We need to use the **Law of parallelogram of vectors**.

The law states that when **two vectors (forces)** act on a particle at the same time **are represented** in magnitude and direction **by the two adjacent sides of a parallelogram** drawn from a point **their resultant vector is represented** by the **diagonal of the parallelogram** in magnitude and direction drawn from the same point.

As given in the above figure two forces #vecA and vecB#, inclined at angle #θ#, act on a particle simultaneously. Let these be represented in magnitude and direction by two adjacent sides #OP# and #PQ# of parallelogram drawn from origin #O# (other two sides omitted for simplicity).

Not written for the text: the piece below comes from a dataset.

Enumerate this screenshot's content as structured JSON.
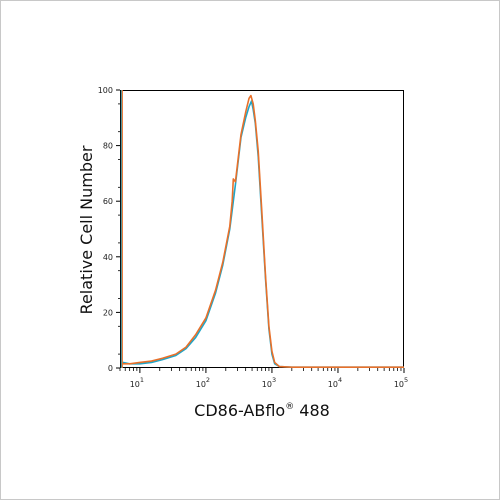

According to parallelogram law of vectors, Magnitude and Direction of Resultant #vecR#, obtained by joining tail of #vecA# with tip of #vecB# is found as follows.

Let #vecR # make an angle #alpha# with #x# axis.

Draw perpendicular #QE# on #OP# extended. Considering only the scalar part of the vectors

1. In right #Delta# #QPE#

#PE=B cos theta#

#EQ=B sin theta#

2. In right #Delta# #OQE#

#OE=OP+PE=A+B cos theta#

#R^2=(A+B cos theta)^2+(B sin theta)^2#, using Pythagoras theorem.

#=>R^2=(A^2+B^2 cos^2 theta+2ABcos theta)+(B^2 sin^2 theta)#

#=>R^2=(A^2+B^2 (cos^2 theta+sin^2 theta)+2ABcos theta)#,

simplifying and taking square root of both sides we get

#R=sqrt(A^2+B^2 +2ABcos theta)#

3. #tan alpha=(QE)/(OE)=(B sin theta)/(A+B cos theta)#

#=>alpha=tan^-1 ( (B sin theta)/(A+B cos theta))#